Auf Corona folgen die Depressionen als nächste Krise

Der Primar der Maria Ebene, Philipp Kloimstein, warnt vor den Folgen der Dauerkrise.
Schwarzach Gerade das Weihnachtsfest zwischen den beiden Lockdowns setze viele Menschen unter Druck, weiß der neue Primar der Stiftung Maria Ebene, Philipp Kloimstein. „Der erste Lockdown hat ganz klar gezeigt, dass es im Suchtbereich zum Anstieg gekommen ist“, warnt er, vor allem beim Alkohol. Dieser Anstieg sei nach dem Lockdown außerdem konstant geblieben, also nicht wieder zurückgegangen ist. Die Suchtgefahr beim Alkohol komme dann, wenn er anfange eine Funktion zu erfüllen. „Das heißt, ich trinke, weil ich nicht mehr schlafen kann, weil ich Sorgen habe“, erklärt der Medziner.
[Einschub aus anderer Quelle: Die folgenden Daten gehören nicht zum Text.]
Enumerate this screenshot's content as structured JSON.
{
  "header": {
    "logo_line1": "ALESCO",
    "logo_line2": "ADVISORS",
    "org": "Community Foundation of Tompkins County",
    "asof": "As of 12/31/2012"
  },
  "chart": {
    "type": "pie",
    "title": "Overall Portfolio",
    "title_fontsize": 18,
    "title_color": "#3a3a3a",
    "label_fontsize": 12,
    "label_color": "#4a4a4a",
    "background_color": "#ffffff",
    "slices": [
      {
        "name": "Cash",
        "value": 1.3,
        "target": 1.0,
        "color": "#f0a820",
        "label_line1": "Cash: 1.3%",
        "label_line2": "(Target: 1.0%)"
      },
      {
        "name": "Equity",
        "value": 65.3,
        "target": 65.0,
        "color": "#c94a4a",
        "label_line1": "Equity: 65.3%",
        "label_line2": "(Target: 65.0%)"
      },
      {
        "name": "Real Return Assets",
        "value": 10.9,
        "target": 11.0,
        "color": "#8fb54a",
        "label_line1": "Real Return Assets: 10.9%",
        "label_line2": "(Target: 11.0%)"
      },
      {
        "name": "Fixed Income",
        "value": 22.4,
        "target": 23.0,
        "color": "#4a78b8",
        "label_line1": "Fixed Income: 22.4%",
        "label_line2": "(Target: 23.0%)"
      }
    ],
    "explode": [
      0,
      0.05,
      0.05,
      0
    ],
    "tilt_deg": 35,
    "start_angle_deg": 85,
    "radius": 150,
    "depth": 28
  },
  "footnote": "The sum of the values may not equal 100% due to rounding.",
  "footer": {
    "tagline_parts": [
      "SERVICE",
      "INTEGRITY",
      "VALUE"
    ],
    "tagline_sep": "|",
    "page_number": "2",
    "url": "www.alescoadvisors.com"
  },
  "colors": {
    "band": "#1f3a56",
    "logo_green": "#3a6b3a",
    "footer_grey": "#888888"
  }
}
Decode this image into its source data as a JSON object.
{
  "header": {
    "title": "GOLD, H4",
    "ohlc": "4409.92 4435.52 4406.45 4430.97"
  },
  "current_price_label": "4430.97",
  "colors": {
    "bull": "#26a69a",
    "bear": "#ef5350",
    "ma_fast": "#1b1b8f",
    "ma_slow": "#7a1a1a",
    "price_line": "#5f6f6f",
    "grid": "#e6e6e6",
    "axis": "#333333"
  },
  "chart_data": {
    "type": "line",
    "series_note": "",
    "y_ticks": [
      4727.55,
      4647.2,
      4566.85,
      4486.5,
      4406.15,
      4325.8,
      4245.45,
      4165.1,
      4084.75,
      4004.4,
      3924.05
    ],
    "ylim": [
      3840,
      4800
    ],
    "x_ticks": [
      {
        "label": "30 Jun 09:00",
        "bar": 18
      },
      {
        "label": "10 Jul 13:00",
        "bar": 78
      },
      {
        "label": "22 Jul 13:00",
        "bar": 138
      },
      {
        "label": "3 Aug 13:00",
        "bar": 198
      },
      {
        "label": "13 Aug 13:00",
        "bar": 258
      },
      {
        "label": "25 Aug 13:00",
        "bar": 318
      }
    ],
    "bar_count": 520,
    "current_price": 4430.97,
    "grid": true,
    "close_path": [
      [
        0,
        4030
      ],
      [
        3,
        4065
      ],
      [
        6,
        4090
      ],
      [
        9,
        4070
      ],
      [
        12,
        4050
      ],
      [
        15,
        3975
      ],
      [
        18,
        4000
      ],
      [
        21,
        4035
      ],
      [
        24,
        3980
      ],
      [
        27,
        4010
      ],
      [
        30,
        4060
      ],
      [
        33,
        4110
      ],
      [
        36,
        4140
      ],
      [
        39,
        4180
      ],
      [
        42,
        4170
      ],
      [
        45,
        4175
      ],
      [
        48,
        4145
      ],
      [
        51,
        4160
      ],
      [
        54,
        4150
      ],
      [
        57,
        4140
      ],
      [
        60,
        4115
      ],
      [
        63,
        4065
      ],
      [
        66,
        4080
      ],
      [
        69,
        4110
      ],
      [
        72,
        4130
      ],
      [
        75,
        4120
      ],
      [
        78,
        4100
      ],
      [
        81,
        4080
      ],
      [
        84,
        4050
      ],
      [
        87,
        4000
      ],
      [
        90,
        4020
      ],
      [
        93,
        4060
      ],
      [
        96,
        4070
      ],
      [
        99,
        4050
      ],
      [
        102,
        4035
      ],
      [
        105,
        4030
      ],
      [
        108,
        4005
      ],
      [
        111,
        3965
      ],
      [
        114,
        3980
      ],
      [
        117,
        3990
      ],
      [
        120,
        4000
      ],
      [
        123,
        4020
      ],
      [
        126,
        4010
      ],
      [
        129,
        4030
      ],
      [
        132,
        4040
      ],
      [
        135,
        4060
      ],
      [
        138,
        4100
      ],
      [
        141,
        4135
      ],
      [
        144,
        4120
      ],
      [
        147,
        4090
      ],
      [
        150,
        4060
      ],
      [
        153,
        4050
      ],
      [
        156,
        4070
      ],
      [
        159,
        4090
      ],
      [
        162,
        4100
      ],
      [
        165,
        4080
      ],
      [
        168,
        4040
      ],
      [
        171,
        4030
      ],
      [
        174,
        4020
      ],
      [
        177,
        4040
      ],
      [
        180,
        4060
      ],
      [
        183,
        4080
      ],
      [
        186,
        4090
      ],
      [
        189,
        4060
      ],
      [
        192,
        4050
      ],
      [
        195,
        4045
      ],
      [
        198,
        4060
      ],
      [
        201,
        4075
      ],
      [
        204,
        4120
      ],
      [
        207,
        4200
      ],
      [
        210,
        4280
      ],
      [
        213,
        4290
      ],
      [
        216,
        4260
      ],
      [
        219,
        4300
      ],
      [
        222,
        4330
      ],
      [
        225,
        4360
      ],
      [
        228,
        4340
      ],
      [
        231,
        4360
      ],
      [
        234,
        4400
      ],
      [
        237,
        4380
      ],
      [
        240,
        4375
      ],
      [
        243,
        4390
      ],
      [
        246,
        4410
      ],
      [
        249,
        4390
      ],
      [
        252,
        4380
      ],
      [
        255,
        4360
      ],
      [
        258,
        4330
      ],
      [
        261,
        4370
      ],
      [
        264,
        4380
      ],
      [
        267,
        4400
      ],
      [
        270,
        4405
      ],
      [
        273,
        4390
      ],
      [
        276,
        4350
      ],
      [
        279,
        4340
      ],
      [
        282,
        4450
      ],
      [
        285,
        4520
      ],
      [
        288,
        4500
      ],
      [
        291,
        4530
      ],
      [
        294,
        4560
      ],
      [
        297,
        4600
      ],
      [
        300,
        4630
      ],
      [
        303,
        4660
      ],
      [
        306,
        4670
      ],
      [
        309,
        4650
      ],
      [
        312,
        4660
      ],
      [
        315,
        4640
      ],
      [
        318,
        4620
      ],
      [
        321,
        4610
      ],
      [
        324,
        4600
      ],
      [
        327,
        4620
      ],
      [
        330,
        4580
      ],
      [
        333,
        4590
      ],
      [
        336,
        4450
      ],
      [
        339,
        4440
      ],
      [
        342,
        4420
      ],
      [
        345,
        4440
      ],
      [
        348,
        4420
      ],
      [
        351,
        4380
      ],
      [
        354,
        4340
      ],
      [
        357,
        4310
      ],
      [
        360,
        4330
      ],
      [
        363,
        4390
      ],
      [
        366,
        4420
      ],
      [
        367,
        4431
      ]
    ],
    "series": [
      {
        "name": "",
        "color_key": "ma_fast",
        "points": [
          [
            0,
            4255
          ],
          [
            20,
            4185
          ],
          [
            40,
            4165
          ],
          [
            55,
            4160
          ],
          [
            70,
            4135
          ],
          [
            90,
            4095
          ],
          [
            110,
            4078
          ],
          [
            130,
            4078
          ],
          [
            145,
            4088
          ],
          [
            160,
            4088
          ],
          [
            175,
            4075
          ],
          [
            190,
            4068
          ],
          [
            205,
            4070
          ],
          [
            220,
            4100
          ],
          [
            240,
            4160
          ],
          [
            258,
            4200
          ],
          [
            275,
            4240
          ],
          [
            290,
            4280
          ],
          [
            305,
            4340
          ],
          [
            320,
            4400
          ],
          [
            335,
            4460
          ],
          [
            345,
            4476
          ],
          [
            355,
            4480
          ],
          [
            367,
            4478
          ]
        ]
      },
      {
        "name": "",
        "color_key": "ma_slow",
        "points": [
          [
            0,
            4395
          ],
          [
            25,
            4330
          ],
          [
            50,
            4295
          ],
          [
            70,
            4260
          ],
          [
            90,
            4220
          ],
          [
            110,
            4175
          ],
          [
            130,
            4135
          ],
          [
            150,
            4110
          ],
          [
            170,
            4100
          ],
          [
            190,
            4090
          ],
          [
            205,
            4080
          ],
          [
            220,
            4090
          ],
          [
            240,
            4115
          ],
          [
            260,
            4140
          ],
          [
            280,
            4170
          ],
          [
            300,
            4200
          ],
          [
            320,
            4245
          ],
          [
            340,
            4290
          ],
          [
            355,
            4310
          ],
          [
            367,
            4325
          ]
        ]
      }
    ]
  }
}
Die geschlossenen Grenzen hätten bei den illegalen Substanzen zu Engpässen geführt – und viele zur Behandlung geführt. Die Zahl der Patienten ist in den letzten Monaten um zehn Prozent angestiegen. Und durch die Lockdown sei im Familienkreis der Drogenkonsum der Angehörigen erst aufgefallen und thematisiert worden.
Depressionen und Konflikte
Bei den Depressionen bemerke man ebenso Zunahmen – vor allem falle er bei Alleinerziehenden oder den Mitarbeitern des Gesundheitsbereich auf. Hinzu kommt oft die Einsamkeit. „Wir wissen, Einsamkeit ist genauso schlimm wie eine Packung Zigaretten am Tag“, warnt Kloimstein. Gerade ältere Menschen hätten Probleme, den Anschluss zu finden. Diese Krise müsse man mit einem neuen Wir-Begriff überwinden, wirbt der Primar.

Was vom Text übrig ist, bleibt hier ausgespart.